By Demis Foster, NM Wild Santa Fe Director
Albuquerque Journal, Letter to the Editor
April 17, 2012

THERE IS a reason that Chaco Canyon is honored as a World Heritage site. It is one of the unique, culturally significant landscapes in the world. It is also still considered a sacred site by virtually all of the pueblos as well as the Navajos.

In Leslie Linthicum’s recent article, “Tightening Down on Chaco Visits,” she points out that in the park’s new management plan they would require visitors to watch an orientation video before entering the park loop.

This is called “education.” I believe educating the public is a good thing and I am happy to be inconvenienced for a few minutes if it means people will understand just how fragile this environment really is.

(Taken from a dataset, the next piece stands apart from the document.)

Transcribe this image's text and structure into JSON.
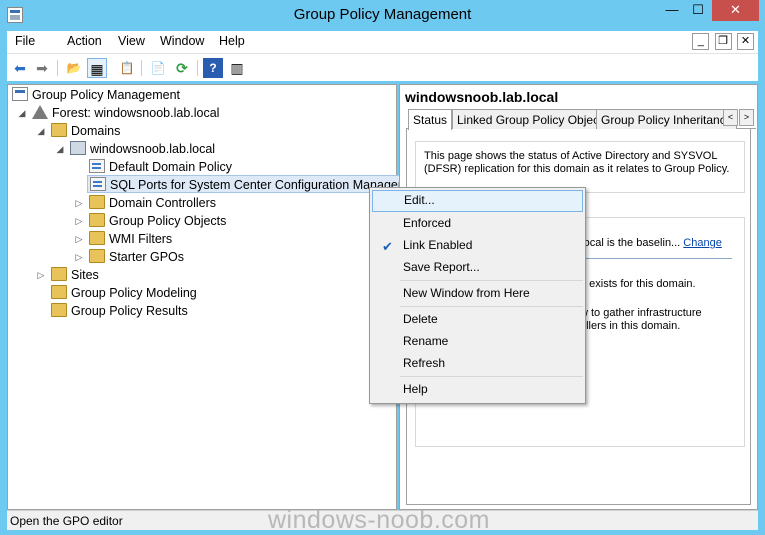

Linthicum states that Chaco is currently “free to unencumbered rambling.” This is not the case. You can’t “hike over hill and dale” wherever you please in the park. There are already restrictions in place to stay on established trails and out of sensitive areas. And there is good reason for this. Even the most well-intentioned appreciator of Chaco can create damage to fragile areas by tromping through ancient ruins “unencumbered.”

Once-ancient walls have been carved, painted or walked on over and over. The integrity of that structure is compromised and will never be as it once was. I applaud the Park Service for having the foresight and vision to look toward the future as they revise their management plan because Chaco is worth it. We have a responsibility to future generations.